Diffusion models have established the state-of-the-art in text-to-image generation, but their performance often relies on a diffusion prior network to translate text embeddings into the visual manifold for easier decoding. These priors are computationally expensive and require extensive training on massive datasets. In this work, we challenge the necessity of a trained prior at all by employing Optimization-based Visual Inversion (OVI), a training-free and data-free alternative, to replace the need for a prior. OVI initializes a latent visual representation from random pseudo-tokens and iteratively optimizes it to maximize the cosine similarity with input textual prompt embedding. We further propose two novel constraints, a Mahalanobis-based and a Nearest-Neighbor loss, to regularize the OVI optimization process toward the distribution of realistic images. Our experiments, conducted on Kandinsky 2.2, show that OVI can serve as an alternative to traditional priors. More importantly, our analysis reveals a critical flaw in current evaluation benchmarks like T2I-CompBench++, where simply using the text embedding as a prior achieves surprisingly high scores, despite lower perceptual quality.
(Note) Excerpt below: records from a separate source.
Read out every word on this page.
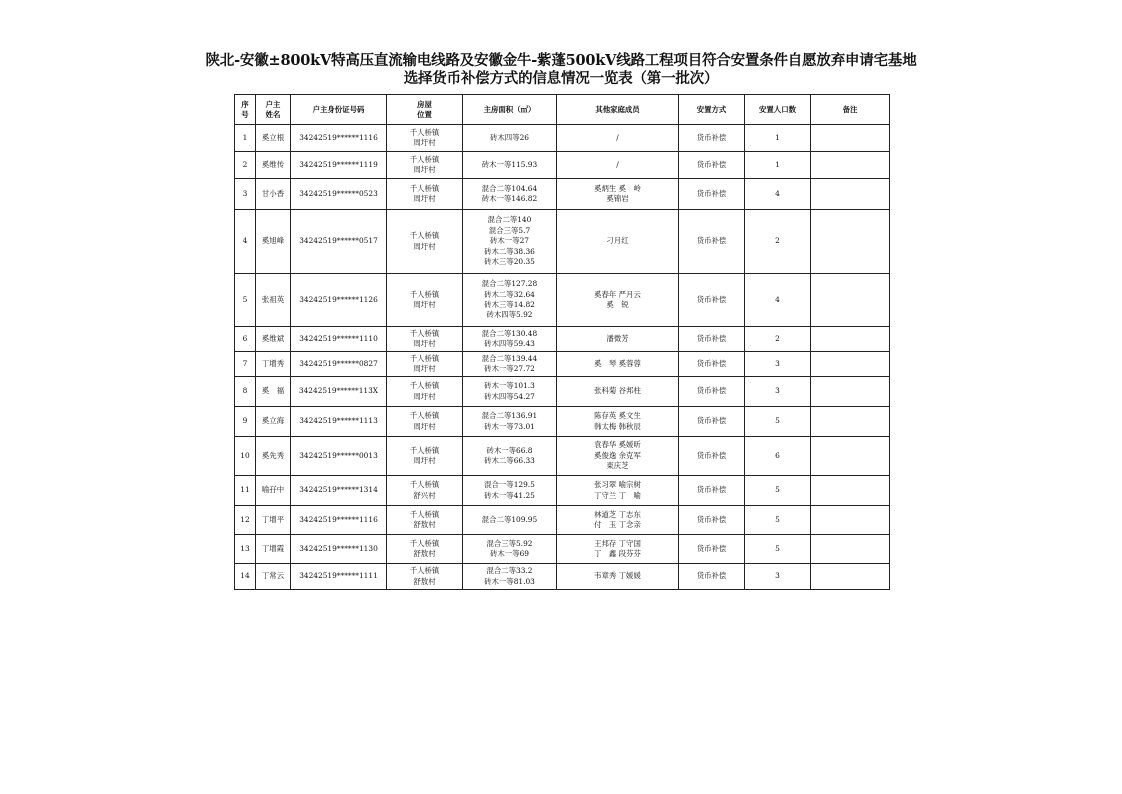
陕北-安徽±800kV特高压直流输电线路及安徽金牛-紫蓬500kV线路工程项目符合安置条件自愿放弃申请宅基地
选择货币补偿方式的信息情况一览表（第一批次）
序
号	户主
姓名	户主身份证号码	房屋
位置	主房面积（㎡）	其他家庭成员	安置方式	安置人口数	备注
1	奚立根	34242519******1116	千人桥镇
周圩村	砖木四等26	/	货币补偿	1	
2	奚维传	34242519******1119	千人桥镇
周圩村	砖木一等115.93	/	货币补偿	1	
3	甘小香	34242519******0523	千人桥镇
周圩村	混合二等104.64
砖木一等146.82	奚炳生 奚　岭
奚锦岩	货币补偿	4	
4	奚旭峰	34242519******0517	千人桥镇
周圩村	混合二等140
混合三等5.7
砖木一等27
砖木二等38.36
砖木三等20.35	刁月红	货币补偿	2	
5	张祖英	34242519******1126	千人桥镇
周圩村	混合二等127.28
砖木二等32.64
砖木三等14.82
砖木四等5.92	奚春年 严月云
奚　锐	货币补偿	4	
6	奚维斌	34242519******1110	千人桥镇
周圩村	混合二等130.48
砖木四等59.43	潘微芳	货币补偿	2	
7	丁增秀	34242519******0827	千人桥镇
周圩村	混合二等139.44
砖木一等27.72	奚　琴 奚蓉蓉	货币补偿	3	
8	奚　福	34242519******113X	千人桥镇
周圩村	砖木一等101.3
砖木四等54.27	张科菊 谷邦柱	货币补偿	3	
9	奚立海	34242519******1113	千人桥镇
周圩村	混合二等136.91
砖木一等73.01	陈存英 奚文生
韩太梅 韩秋辰	货币补偿	5	
10	奚先秀	34242519******0013	千人桥镇
周圩村	砖木一等66.8
砖木二等66.33	袁春华 奚媛昕
奚俊逸 余克军
東庆芝	货币补偿	6	
11	喻孖中	34242519******1314	千人桥镇
舒兴村	混合一等129.5
砖木一等41.25	张习翠 喻宗树
丁守兰 丁　喻	货币补偿	5	
12	丁增平	34242519******1116	千人桥镇
舒敖村	混合二等109.95	林道芝 丁志东
付　玉 丁念亲	货币补偿	5	
13	丁增霞	34242519******1130	千人桥镇
舒敖村	混合三等5.92
砖木一等69	王邦存 丁守国
丁　鑫 段芬芬	货币补偿	5	
14	丁常云	34242519******1111	千人桥镇
舒敖村	混合二等33.2
砖木一等81.03	韦章秀 丁媛媛	货币补偿	3	
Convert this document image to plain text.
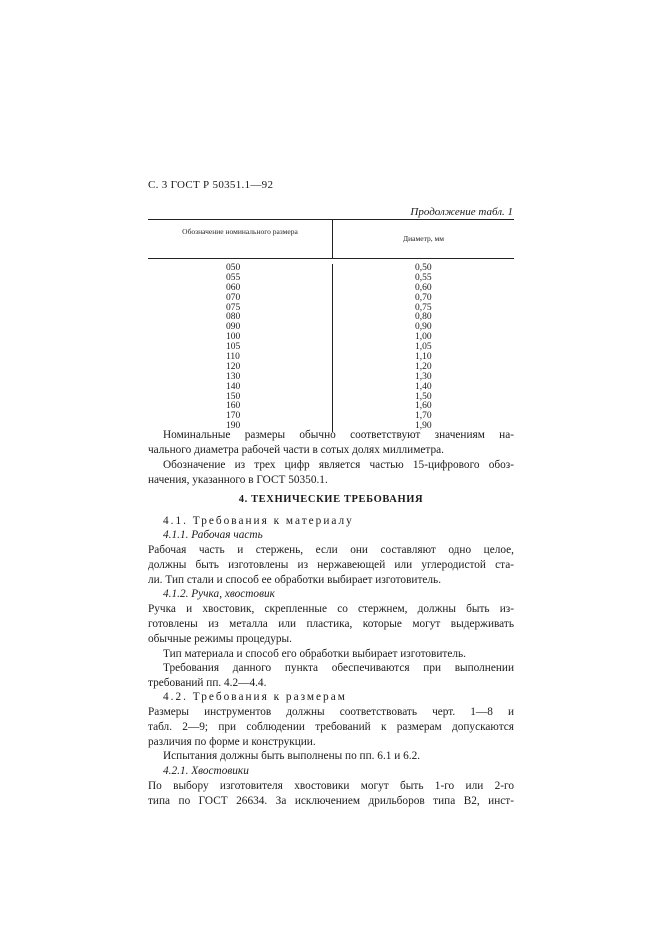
С. 3 ГОСТ Р 50351.1—92
Продолжение табл. 1
Обозначение номинального размера
Диаметр, мм
050
055
060
070
075
080
090
100
105
110
120
130
140
150
160
170
190
0,50
0,55
0,60
0,70
0,75
0,80
0,90
1,00
1,05
1,10
1,20
1,30
1,40
1,50
1,60
1,70
1,90
Номинальные размеры обычно соответствуют значениям на-
чального диаметра рабочей части в сотых долях миллиметра.
Обозначение из трех цифр является частью 15-цифрового обоз-
начения, указанного в ГОСТ 50350.1.
4. ТЕХНИЧЕСКИЕ ТРЕБОВАНИЯ
4.1. Требования к материалу
4.1.1. Рабочая часть
Рабочая часть и стержень, если они составляют одно целое,
должны быть изготовлены из нержавеющей или углеродистой ста-
ли. Тип стали и способ ее обработки выбирает изготовитель.
4.1.2. Ручка, хвостовик
Ручка и хвостовик, скрепленные со стержнем, должны быть из-
готовлены из металла или пластика, которые могут выдерживать
обычные режимы процедуры.
Тип материала и способ его обработки выбирает изготовитель.
Требования данного пункта обеспечиваются при выполнении
требований пп. 4.2—4.4.
4.2. Требования к размерам
Размеры инструментов должны соответствовать черт. 1—8 и
табл. 2—9; при соблюдении требований к размерам допускаются
различия по форме и конструкции.
Испытания должны быть выполнены по пп. 6.1 и 6.2.
4.2.1. Хвостовики
По выбору изготовителя хвостовики могут быть 1-го или 2-го
типа по ГОСТ 26634. За исключением дрильборов типа В2, инст-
Our constrained OVI methods improve visual fidelity over this baseline, with the Nearest-Neighbor approach proving particularly effective, achieving quantitative scores comparable to or higher than the state-of-the-art data-efficient prior, indicating that the idea merits further investigation. The code will be publicly available upon acceptance.

Paper Structure

This paper contains 18 sections, 10 equations, 7 figures, 2 tables.

Figures (7)

  • Figure 1: Impact of negative embedding initialization. We show results for the prompt "Blue old car on a beach" (500 OVI steps, 1 token, 512x512). Left: Using a zero tensor results in a strong violet filter artifact and poor quality. Right: Using the ECLIPSE pipeline's default method corrects the color balance and improves overall definition.
  • Figure 2: Cosine similarity between the optimized image embedding and the target text embedding over 1000 OVI steps. As the number of pseudo-tokens increases, the optimization reaches a higher similarity plateau, moving closer to the text embedding.
  • Figure 3: Qualitative comparison of OVI variants, the TextEmb baseline, and ECLIPSE. Unconstrained OVI with more tokens produces results visually similar to TextEmb, while ECLIPSE yields higher fidelity.
  • Figure 4: Evolution of cosine similarity metrics during the optimization process for different OVI configurations. The solid blue curve tracks the similarity between the target text embedding and our optimized OVI embedding. The solid red curve measures the similarity between our OVI embedding and the embedding generated by the ECLIPSE prior. The dashed blue line represents the baseline similarity between the text embedding and the ECLIPSE image embedding. Left: Unconstrained OVI (6 tokens) converges to the text embedding ($>0.9$). Center: Mahalanobis constraint ($\lambda_M=0.009$) restricts text similarity to $\approx 0.83$. Right: Nearest-Neighbor constraint ($\lambda_N=0.5$) stabilizes text similarity around $0.88$ while reaching a similarity of $\approx 0.79$ with ECLIPSE, indicating strong convergence towards the trained prior's manifold.
  • Figure 5: Mode collapse with high Mahalanobis constraints. Regardless of the input prompt, setting $\lambda_M \ge 0.05$ forces the generated image to converge towards a generic "room" representation, likely the mean of the COCO embedding space.